The technical implementation of this vulnerability stems from the use of regular expressions containing nested quantifiers within the docstring processing logic. When the preprocess_string() function encounters input with a large number of consecutive newline characters, the regular expression engine enters a state of exponential backtracking where it systematically tries multiple matching paths, resulting in dramatic performance degradation. This behavior aligns with CWE-400, which specifically addresses Uncontrolled Resource Consumption, and represents a direct application of the ReDoS attack pattern documented in the ATT&CK framework under T1499.3 for Network Denial of Service. The vulnerability is particularly dangerous because it can be triggered through normal documentation processing workflows, making it accessible to attackers who can inject malicious payloads into docstring content or indirectly through documentation generation processes.

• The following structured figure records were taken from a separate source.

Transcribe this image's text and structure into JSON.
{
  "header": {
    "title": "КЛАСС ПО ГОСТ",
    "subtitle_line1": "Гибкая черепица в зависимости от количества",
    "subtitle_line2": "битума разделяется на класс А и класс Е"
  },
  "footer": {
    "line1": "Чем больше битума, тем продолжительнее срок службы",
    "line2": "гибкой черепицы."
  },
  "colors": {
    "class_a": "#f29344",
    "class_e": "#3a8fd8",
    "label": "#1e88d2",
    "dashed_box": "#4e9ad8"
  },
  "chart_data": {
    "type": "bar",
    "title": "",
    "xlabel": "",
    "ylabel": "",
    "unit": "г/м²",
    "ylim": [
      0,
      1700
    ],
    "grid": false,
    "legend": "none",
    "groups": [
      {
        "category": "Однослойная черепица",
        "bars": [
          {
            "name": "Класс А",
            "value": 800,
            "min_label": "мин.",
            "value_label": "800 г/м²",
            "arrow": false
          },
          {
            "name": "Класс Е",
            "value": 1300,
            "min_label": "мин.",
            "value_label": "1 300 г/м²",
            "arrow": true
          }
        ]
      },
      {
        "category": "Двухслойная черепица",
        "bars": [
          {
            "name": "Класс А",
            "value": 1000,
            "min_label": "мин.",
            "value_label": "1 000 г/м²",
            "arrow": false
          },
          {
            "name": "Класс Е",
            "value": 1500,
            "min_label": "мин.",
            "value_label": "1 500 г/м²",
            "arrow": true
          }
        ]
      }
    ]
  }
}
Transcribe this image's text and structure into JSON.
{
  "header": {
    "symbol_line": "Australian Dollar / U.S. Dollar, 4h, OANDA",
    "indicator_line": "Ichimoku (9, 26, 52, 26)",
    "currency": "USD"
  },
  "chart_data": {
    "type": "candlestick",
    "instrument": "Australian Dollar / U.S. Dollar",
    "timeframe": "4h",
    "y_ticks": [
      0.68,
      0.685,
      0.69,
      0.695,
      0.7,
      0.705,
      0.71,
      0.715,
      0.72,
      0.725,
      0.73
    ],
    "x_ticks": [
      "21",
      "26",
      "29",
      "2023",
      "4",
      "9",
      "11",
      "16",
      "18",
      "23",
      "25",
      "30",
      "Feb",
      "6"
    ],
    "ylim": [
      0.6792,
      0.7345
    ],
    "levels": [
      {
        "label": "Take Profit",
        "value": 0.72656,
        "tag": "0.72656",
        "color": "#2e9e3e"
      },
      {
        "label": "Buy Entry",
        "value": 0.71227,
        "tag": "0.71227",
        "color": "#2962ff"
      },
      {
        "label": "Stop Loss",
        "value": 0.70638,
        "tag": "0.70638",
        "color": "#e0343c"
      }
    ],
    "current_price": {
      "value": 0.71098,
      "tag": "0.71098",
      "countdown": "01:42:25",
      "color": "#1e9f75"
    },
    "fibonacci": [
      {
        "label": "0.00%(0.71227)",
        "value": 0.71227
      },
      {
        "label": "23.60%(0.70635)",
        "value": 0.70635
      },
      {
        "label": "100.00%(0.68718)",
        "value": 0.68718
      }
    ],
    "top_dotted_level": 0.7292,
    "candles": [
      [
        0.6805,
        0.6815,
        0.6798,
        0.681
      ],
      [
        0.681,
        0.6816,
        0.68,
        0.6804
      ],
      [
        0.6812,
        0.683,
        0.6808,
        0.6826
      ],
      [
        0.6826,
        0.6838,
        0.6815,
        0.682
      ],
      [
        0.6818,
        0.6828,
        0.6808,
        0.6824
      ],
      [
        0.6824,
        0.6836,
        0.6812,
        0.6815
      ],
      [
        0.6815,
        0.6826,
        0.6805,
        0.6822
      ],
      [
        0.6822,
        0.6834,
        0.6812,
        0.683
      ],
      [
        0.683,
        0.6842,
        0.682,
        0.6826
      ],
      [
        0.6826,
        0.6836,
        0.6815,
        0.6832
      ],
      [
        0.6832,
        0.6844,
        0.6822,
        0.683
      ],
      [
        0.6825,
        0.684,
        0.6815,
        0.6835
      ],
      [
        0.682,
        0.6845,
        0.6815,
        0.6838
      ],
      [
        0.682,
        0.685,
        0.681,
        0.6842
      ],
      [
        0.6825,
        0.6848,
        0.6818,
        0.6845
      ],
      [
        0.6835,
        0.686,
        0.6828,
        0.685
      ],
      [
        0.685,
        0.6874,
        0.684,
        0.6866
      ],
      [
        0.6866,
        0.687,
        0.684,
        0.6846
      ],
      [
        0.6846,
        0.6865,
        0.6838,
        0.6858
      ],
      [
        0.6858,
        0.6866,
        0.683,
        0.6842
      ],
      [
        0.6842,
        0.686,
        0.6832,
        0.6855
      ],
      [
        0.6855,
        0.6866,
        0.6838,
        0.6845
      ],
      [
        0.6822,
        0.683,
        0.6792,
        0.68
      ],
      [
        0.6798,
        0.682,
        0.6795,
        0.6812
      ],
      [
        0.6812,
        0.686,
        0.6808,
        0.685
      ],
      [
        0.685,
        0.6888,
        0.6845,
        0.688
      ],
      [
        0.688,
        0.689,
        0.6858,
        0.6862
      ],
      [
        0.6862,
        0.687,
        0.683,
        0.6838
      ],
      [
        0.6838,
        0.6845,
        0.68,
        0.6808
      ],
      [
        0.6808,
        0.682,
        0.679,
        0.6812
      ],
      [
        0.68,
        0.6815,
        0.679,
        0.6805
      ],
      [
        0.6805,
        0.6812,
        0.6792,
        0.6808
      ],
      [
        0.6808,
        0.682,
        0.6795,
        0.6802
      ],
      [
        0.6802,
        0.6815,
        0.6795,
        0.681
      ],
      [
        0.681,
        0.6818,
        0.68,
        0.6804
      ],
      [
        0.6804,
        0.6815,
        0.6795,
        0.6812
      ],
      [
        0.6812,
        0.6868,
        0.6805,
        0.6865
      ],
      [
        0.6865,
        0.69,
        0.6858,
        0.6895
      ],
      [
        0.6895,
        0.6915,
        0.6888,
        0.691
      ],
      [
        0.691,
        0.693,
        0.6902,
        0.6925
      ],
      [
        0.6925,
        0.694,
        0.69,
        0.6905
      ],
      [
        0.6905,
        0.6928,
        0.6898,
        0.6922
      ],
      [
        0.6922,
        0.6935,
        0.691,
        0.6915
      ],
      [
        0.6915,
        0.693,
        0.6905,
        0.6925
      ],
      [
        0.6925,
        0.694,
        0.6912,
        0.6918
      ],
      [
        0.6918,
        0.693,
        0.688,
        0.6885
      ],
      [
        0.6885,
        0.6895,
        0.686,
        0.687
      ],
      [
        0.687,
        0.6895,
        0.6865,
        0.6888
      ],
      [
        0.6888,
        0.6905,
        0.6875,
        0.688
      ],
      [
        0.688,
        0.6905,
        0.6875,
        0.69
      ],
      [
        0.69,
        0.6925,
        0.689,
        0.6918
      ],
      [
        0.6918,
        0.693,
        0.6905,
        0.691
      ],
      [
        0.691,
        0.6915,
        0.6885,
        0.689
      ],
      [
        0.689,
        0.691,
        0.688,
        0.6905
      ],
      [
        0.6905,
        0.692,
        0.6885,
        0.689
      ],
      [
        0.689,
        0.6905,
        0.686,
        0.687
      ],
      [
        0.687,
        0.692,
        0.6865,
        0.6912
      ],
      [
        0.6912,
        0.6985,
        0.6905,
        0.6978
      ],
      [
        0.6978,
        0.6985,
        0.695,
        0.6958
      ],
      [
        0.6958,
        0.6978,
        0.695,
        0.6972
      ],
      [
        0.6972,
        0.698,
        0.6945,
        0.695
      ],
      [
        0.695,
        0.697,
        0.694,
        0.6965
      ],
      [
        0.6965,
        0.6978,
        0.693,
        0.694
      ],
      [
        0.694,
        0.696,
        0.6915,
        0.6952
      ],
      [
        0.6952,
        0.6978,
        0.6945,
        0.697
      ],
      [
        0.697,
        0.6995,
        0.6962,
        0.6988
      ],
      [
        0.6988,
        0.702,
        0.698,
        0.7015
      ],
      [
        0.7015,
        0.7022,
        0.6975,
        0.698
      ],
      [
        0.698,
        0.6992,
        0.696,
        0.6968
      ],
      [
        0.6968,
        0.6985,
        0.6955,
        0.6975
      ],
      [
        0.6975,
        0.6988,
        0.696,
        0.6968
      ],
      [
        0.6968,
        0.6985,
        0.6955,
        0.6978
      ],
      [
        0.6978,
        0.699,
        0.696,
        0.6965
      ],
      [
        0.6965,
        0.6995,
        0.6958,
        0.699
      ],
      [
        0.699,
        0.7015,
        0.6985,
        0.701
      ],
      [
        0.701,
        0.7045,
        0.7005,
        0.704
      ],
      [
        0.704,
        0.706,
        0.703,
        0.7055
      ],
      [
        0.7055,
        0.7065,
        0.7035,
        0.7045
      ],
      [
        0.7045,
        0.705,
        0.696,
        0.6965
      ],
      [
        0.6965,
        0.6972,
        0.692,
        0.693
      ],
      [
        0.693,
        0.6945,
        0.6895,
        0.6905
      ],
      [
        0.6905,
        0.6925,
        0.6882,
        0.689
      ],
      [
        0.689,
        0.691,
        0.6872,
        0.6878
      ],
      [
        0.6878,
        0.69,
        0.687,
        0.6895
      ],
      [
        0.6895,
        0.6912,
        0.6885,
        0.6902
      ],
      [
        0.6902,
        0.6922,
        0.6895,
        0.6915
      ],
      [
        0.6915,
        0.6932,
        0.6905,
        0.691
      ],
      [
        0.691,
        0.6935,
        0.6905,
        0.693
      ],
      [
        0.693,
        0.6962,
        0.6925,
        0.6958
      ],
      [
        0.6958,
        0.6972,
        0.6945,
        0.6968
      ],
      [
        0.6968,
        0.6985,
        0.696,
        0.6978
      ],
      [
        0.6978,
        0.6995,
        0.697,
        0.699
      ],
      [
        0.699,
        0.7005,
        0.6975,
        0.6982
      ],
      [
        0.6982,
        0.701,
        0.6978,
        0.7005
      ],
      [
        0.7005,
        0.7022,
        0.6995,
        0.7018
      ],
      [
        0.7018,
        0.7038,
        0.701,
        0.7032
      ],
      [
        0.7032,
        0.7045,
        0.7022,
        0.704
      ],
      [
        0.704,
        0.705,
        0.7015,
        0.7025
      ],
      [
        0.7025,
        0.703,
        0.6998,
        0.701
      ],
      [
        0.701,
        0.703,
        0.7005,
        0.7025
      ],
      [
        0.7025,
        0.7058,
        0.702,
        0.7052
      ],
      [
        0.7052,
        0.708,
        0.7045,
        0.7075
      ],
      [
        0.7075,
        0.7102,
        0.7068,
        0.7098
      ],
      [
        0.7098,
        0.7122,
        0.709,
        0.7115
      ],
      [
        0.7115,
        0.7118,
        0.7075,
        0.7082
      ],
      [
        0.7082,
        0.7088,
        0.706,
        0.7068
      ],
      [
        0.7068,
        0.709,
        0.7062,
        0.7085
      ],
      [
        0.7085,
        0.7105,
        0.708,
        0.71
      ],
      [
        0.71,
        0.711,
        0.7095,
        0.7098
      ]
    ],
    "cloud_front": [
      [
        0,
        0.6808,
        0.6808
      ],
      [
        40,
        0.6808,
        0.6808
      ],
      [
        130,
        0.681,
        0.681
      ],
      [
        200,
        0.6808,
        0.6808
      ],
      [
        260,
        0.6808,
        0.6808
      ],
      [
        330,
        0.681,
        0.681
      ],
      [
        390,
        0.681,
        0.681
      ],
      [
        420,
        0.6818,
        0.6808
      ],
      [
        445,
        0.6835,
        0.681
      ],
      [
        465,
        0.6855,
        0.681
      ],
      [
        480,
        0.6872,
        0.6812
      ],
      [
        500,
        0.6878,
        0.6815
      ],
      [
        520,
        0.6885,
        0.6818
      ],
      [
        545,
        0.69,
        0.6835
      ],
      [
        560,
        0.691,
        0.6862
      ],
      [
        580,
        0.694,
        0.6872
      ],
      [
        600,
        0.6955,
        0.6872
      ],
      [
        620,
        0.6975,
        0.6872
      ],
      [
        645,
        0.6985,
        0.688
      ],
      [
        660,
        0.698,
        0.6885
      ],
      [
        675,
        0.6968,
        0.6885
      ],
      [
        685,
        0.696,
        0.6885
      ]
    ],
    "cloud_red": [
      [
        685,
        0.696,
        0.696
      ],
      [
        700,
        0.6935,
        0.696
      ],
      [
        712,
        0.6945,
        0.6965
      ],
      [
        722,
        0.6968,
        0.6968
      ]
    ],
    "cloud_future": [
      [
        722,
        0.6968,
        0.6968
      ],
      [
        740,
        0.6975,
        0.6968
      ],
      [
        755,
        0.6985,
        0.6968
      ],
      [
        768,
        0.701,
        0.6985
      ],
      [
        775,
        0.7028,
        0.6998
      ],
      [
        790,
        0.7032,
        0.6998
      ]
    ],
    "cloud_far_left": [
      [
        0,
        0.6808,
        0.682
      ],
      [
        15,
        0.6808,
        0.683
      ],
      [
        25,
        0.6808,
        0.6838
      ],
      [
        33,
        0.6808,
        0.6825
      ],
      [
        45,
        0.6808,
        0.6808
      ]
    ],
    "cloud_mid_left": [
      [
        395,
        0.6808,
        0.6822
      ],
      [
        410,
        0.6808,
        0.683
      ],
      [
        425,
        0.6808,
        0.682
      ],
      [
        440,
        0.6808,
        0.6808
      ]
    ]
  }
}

The operational impact of this vulnerability extends beyond simple performance degradation to potentially causing complete application downtime, particularly in environments where documentation generation or testing utilities are heavily utilized. Attackers can craft payloads with strategically placed newline characters to maximize the backtracking behavior, consuming excessive CPU cycles and memory resources. This creates a significant risk for continuous integration pipelines, automated testing environments, and documentation generation systems that rely on the transformers library's testing utilities. The vulnerability can be exploited in both local development environments and production systems where the library's docstring processing functionality is invoked, potentially leading to cascading failures in dependent applications or services that utilize the Hugging Face Transformers library. The exponential nature of the backtracking means that even relatively small malicious inputs can cause substantial resource consumption, making this vulnerability particularly effective as a denial of service mechanism.
Mitigation strategies for CVE-2025-2099 should prioritize immediate remediation through version updates to a patched release of the Hugging Face Transformers library where the vulnerable regular expression has been either replaced or restructured to eliminate nested quantifiers. Organizations should also implement input validation and sanitization measures within their documentation processing pipelines to detect and reject potentially malicious payloads before they reach the vulnerable function. Additionally, system administrators should consider implementing resource limits and timeouts on documentation generation processes to prevent complete system exhaustion. The remediation approach should follow industry best practices for regular expression security, including the use of bounded quantifiers, avoiding nested quantifiers, and implementing proper input length limits. Organizations should also conduct thorough testing of their documentation generation workflows to ensure that the patched version resolves the vulnerability without introducing regressions in functionality. The ATT&CK framework suggests implementing defensive measures such as monitoring for unusual CPU usage patterns and establishing incident response procedures for potential ReDoS attacks targeting documentation processing systems.